We conclude that while the method of notification used by the clerk’s office was contrary to Practice Book § 270, it was harmless because it did not affect the outcome of the trial. The plaintiff clearly had notice of the May 3, 1988 hearing from the defendant’s April 15, 1988 letter. In that letter, the defendant informed the plaintiff of the hearing date, requested $176.30 to cover duplication costs and asked that the plaintiff pick up his copies of the defendant’s financial records. The plaintiff’s receipt of that letter can be substantiated by the fact that the plaintiff paid the amount requested on April 28, 1989, and appeared at the hearing on May 3, 1989.

The only prejudicial effect claimed by the plaintiff of not having been notified directly by the court is that an associate tried the case rather than his primary counsel, who was in court in Waterbury at the time. He dedicates only one page of his forty page brief to this issue and cites no cases to support his claim. In light of the fact that the plaintiff has failed to meet his burden of establishing the harmfulness of the clerk’s failure to notify him directly, we conclude that that failure was harmless.

The judgment is affirmed.

In this opinion the other judges concurred.

In both its original and its corrected memorandum of decision the court has transposed the terms “plaintiff” and “defendant.” Because the plaintiff failed to seek further articulation of the court’s decision in accord with Practice Book § 4051, we have relied upon the trial transcript to determine the court’s orders. It is the responsibility of the appellant to furnish this court with an adequate record for review. Practice Book § 4061; Chomko v. Patmon, 19 Conn. App. 483, 488, 563 A.2d 311, cert. denied, 212 Conn. 819, 565 A.2d 539 (1989).

In addition, an argument can also be made that the defendant’s decision to return to Connecticut and permanently remain here gave the court jurisdiction over the marriage under § 46b-44 (c) (2). The parties were married in this state and the defendant had returned before her answer and cross complaint were filed.

Practice Book § 232 provides: “If, subsequent to compliance with any request or order for discovery and prior to or during trial, a party discovers additional or new material or information previously requested and ordered subject to discovery or inspection or discovers that the prior compliance *418was totally or partially incorrect or, though correct when made, is no longer true and the circumstances are such that a failure to amend the compliance is in substance a knowing concealment, he shall promptly notify the other party, or his attorney, and file and serve in accordance with Sec. 120 a supplemental or corrected compliance.”

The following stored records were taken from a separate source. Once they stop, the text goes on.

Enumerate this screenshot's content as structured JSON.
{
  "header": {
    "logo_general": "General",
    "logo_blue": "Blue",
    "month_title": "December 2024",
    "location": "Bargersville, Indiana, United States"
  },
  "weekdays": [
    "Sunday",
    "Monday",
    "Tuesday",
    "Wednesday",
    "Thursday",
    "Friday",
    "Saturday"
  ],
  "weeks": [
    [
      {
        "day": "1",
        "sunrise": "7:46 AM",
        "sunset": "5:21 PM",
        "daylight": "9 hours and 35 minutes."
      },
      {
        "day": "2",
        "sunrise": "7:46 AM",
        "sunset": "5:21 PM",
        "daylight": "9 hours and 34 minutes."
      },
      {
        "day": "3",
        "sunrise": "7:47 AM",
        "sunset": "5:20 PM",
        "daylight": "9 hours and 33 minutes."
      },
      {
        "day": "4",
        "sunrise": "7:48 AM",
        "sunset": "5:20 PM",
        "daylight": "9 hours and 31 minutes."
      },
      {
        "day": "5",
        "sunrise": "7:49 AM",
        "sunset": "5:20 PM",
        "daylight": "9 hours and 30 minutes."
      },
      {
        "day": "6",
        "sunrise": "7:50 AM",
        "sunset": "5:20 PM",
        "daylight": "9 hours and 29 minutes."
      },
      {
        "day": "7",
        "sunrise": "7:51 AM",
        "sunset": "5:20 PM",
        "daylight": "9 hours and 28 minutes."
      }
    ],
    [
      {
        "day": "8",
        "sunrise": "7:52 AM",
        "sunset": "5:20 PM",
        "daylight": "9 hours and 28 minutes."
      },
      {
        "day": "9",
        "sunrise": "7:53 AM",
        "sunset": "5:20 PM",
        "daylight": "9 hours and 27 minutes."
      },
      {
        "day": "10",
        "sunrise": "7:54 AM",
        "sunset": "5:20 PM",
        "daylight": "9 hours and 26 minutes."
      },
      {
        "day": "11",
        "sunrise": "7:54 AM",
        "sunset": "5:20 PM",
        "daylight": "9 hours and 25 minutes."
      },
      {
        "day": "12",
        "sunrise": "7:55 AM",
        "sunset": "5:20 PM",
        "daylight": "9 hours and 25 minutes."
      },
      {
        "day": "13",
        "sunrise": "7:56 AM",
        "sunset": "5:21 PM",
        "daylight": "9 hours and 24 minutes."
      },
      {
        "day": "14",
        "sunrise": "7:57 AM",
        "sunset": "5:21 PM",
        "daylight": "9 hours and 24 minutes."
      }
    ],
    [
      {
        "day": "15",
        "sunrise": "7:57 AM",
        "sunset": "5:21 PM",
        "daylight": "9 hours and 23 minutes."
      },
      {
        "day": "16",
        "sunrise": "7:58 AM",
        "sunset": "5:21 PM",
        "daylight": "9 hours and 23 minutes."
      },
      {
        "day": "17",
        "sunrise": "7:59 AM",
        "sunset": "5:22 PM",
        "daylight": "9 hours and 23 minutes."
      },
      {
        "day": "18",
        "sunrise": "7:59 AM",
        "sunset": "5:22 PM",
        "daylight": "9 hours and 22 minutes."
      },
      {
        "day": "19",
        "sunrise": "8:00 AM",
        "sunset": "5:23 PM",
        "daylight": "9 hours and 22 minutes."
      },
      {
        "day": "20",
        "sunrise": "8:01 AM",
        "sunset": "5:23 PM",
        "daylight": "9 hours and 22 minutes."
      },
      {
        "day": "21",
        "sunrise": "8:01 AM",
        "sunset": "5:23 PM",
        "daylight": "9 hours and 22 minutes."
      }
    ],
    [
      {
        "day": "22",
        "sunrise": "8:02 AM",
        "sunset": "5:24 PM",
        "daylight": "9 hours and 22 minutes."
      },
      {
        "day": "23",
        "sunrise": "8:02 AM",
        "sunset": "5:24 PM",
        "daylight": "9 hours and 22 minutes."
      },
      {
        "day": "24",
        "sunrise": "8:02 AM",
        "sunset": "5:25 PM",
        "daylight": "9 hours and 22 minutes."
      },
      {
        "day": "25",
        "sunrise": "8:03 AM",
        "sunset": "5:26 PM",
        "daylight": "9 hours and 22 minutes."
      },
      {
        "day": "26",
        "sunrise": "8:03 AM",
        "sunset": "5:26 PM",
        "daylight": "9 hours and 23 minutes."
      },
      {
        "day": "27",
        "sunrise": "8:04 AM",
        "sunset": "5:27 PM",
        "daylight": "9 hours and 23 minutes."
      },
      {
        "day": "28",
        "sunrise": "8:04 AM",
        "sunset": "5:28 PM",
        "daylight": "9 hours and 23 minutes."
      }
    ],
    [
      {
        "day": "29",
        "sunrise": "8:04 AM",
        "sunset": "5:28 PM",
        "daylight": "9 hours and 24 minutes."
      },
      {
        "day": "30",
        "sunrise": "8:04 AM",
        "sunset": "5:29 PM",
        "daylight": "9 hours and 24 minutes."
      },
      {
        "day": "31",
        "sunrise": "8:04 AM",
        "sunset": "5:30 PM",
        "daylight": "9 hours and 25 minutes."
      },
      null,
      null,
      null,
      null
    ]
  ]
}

Practice Book § 463 provides: “At the time a motion concerning alimony, support or custody is filed, or at the time a dissolution of marriage, legal separation or annulment action is claimed for a hearing, the moving party shall file a sworn statement substantially in accordance with Form 501.1 of current income, expenses, assets and liabilities, and pertinent records of employment, gross earnings, gross wages and all other income. The opposing party shall file such sworn statements at least three days before the date of the hearing on any of the above matters. When the attorney general has appeared as a party in interest, a copy of the sworn statements shall be served upon him in accordance with Sec. 120. Unless otherwise ordered by the court, all appearing parties shall file sworn statements within thirty days prior to the date of the decree. Notwithstanding the above, the court may render pendente lite and permanent orders, including judgment, in the absence of the opposing party’s sworn statement.”

Practice Book § 265 provides in pertinent part: “The chief court administrator or the presiding judge with the consent of the chief court administrator may designate one or more available judges or state referees to hold pretrial sessions.”